Nation expected to be top 3-D printing market
Updated: 2013-05-30 07:13
By Gao Yuan (China Daily)
A 3-D printer produces a cup at the China Beijing International Fair for Trade in Services on Wednesday. China's 3-D printing industry generated revenues worth around 1 billion yuan ($163 million) in 2012, according to the Asian Manufacturing Association. Zhang Wei / for China Daily
Experts say technology could boost industrial transformation, upgrade
Revenues for the three-dimensional printing industry in China are likely to reach 10 billion yuan ($1.6 billion) within three years, making the country the biggest market worldwide, industry experts have predicted.
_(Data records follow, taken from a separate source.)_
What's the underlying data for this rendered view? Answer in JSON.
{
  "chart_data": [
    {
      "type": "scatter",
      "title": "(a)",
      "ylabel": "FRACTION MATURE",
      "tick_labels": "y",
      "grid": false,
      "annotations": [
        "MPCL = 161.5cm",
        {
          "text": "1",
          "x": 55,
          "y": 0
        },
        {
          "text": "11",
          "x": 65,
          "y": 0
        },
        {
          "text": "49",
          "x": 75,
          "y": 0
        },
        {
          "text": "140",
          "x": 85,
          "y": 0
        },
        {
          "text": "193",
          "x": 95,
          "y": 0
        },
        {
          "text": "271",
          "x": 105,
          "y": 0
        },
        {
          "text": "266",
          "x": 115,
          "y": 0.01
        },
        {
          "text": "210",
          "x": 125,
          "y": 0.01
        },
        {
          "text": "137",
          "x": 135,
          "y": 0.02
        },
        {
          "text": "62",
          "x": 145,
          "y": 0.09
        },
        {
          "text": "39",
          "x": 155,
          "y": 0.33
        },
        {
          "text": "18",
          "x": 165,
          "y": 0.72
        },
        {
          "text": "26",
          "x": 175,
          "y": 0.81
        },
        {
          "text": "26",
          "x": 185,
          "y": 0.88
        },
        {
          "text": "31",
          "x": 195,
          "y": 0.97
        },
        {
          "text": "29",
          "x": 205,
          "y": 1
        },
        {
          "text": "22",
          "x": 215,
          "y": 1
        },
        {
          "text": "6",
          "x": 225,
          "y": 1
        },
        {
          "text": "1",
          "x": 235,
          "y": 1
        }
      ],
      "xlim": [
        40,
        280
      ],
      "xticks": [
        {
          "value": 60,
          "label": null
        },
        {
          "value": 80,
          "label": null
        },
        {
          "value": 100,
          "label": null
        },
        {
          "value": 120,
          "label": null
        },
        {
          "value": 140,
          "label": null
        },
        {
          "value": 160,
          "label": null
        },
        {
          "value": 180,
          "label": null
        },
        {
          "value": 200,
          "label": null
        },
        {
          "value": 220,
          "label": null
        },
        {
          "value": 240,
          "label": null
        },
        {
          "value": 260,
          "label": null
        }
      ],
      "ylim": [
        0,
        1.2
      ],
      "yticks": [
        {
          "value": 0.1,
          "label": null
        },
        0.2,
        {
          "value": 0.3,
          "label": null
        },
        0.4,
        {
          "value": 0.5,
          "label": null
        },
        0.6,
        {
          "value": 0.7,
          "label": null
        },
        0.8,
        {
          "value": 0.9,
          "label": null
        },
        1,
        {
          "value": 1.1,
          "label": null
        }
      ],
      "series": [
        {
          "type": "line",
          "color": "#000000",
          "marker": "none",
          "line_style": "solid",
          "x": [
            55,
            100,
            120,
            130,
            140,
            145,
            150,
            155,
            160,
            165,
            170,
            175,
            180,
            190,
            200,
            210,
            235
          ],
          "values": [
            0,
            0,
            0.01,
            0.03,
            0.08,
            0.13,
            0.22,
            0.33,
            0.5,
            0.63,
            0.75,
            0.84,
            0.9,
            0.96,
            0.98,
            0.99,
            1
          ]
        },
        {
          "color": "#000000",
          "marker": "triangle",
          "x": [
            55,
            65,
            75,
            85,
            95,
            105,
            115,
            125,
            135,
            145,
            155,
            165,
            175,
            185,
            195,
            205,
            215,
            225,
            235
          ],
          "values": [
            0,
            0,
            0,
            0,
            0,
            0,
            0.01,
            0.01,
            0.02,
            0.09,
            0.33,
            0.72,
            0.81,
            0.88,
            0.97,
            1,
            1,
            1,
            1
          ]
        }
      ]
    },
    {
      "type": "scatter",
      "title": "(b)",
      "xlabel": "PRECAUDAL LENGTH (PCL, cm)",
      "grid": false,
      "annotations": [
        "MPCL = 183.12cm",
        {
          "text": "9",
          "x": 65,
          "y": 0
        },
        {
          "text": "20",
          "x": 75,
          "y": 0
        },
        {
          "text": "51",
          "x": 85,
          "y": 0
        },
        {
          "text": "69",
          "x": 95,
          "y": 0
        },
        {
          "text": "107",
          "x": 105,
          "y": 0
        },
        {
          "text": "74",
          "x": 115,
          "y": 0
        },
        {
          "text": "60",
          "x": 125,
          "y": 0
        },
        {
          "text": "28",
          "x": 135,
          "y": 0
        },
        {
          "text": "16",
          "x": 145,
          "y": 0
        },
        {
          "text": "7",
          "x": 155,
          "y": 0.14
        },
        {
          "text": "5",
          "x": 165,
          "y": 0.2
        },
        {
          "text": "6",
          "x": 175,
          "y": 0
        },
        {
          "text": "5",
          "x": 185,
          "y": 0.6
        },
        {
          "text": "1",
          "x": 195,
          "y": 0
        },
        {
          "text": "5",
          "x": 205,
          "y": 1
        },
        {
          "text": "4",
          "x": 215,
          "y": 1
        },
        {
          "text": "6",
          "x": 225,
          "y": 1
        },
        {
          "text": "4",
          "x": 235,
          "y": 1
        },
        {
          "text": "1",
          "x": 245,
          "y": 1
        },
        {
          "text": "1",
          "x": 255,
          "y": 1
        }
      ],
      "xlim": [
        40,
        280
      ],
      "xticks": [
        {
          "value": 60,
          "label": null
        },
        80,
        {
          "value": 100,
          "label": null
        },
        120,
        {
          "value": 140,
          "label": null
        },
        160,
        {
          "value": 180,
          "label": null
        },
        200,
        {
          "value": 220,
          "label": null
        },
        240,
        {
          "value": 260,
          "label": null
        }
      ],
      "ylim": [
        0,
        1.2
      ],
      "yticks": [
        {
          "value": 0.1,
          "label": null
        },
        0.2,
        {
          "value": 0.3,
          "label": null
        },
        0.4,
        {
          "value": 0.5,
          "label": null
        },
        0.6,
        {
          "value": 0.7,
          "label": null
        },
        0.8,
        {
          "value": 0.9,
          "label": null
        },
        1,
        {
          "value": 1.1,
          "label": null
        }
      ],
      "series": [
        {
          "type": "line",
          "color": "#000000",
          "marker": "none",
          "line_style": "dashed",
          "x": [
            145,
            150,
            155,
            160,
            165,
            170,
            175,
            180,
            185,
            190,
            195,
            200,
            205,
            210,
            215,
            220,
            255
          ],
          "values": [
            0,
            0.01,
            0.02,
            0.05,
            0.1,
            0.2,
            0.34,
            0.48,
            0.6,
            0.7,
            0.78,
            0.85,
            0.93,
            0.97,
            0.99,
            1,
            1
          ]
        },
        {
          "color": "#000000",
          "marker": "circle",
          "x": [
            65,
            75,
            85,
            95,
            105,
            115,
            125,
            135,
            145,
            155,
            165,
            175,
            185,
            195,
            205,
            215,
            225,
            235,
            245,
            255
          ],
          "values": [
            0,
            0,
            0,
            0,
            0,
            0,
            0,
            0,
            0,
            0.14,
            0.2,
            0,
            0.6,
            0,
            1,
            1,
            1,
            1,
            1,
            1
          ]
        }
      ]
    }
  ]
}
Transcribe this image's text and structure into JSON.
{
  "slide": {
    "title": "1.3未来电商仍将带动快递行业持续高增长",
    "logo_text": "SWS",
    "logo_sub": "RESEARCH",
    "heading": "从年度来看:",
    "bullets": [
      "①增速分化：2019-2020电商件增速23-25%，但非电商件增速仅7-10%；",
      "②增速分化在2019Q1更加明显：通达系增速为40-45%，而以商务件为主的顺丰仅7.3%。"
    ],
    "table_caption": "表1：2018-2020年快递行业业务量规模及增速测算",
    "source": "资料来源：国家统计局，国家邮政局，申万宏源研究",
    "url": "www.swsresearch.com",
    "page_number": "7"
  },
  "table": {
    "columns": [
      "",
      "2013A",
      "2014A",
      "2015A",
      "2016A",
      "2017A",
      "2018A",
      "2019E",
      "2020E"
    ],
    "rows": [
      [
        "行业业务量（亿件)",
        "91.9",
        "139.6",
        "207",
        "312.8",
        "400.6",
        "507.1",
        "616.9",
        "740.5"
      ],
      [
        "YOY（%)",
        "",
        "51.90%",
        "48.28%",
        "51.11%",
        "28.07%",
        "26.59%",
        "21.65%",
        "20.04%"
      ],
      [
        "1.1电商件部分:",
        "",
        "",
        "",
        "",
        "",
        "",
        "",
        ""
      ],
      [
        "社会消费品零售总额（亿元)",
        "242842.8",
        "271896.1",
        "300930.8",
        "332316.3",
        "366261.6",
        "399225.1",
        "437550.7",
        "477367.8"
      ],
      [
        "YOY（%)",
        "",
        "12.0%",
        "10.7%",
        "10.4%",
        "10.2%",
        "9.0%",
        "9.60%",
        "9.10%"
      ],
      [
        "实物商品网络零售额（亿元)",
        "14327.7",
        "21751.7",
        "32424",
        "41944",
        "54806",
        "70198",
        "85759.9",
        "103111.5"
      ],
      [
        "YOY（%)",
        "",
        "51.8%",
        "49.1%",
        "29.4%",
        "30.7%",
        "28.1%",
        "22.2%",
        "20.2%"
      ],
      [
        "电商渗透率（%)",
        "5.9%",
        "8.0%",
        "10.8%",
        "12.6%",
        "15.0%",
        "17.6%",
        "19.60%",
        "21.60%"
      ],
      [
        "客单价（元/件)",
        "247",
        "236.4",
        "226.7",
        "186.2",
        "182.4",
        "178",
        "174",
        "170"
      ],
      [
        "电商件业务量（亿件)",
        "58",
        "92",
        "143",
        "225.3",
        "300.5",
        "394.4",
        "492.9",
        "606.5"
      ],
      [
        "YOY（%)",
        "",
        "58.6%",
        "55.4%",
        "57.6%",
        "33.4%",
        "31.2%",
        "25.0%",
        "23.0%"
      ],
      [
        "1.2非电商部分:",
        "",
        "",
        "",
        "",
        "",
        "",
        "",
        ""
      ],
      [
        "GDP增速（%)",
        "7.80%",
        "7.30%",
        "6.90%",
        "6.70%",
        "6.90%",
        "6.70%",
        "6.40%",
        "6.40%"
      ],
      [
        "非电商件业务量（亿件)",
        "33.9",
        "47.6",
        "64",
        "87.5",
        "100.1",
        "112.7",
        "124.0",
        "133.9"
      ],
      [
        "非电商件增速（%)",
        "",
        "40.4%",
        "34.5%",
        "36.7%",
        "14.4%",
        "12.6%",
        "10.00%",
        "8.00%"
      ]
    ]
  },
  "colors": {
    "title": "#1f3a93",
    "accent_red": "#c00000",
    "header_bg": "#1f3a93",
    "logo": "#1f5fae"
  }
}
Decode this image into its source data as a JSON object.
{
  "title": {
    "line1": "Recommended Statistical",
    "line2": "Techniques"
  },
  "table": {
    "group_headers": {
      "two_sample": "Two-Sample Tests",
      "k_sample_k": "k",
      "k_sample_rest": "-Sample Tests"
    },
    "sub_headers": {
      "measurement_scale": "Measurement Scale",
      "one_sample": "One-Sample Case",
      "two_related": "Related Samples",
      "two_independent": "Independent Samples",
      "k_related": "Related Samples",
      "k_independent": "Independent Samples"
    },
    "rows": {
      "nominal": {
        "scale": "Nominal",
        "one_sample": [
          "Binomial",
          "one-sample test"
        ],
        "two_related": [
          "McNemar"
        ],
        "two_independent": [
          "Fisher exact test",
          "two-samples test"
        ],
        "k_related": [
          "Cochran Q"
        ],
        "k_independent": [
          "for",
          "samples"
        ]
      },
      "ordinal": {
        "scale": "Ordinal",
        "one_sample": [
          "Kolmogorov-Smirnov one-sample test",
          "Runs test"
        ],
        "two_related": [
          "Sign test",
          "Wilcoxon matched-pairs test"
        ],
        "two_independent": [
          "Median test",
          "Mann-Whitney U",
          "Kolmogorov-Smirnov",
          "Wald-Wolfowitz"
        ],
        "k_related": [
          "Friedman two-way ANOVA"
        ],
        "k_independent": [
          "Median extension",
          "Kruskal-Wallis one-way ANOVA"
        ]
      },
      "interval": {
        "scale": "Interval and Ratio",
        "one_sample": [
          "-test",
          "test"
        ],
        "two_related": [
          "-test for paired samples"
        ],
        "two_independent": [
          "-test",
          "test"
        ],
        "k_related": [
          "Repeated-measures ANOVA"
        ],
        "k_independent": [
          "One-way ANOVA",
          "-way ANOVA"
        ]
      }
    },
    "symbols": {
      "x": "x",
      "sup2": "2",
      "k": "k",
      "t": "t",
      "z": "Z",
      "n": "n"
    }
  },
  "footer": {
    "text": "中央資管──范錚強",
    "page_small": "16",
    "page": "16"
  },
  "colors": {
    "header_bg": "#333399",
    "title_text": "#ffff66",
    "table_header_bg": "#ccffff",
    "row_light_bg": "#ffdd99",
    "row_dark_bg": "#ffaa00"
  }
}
"China is the market with the greatest potential and demand for this new technology," said Luo Jun, CEO of the Beijing-based Asian Manufacturing Association.
"What we need to do now is to integrate 3-D printing technology with an ongoing industrial transformation and upgrade," he said.
AMA figures suggest that the average global growth rate for the 3-D printing industry is 25 percent year-on-year, and the market worldwide could be worth $5 billion by 2016.
Luo said the association is seeking government support on developing some 3-D printing projects.
"With government backing, the industry in China is on track to expand tenfold in the next three years, with the creation of around 10 3-D printing centers expected."
China's 3-D printing industry generated revenues worth around 1 billion yuan ($163 million) in 2012 while total revenues outside of China hit 10 billion yuan, according to AMA figures.
The top market for the industry is the United States, which is responsible for 60 percent of output, while Japan, Germany and China each generated about 10 percent, it said.
3-D printing, or additive manufacturing, has been around for about 25 years, but it only caught the public's attention in the past couple of years as the ability to create quality, cost-effective three-dimensional solid objects improved.
But experts say the future of 3-D printing rests on major business use, rather than the printing of toy dolls or cellphone cases.
Graham Tromans, chairman of the United Kingdom-based Additive Manufacturing Association, predicted that the creation of larger industrial devices for major and business use will propel China to No 1 in the global market, most likely within the next five years.
Shi Yusheng, vice-president of the school of materials science and engineering at Huazhong University of Science and Technology, said that China's vigorous moves in upgrading traditional manufacturing will also fuel growth in the industry.
"The country needs new technologies such as 3-D printing to retain its position as the world's largest manufacturer," said Shi, adding that costs are expected to fall, as manufacturing efficiency and product quality rise, particularly in aviation, auto manufacturing, and other heavy industries.
However, some overseas experts said it might take a while still for China to lead this emerging industry.
"It's an ambitious plan for China to grab the top position," said Terry Wohlers, president of Wohlers Associates Inc, which is considered the leading researcher on the industry.
Wohlers warned that experts from almost every nation are working all-out to create new technology, at a time when economies are struggling - but he added that the future industry will be "very, very big" because the current scale remains small.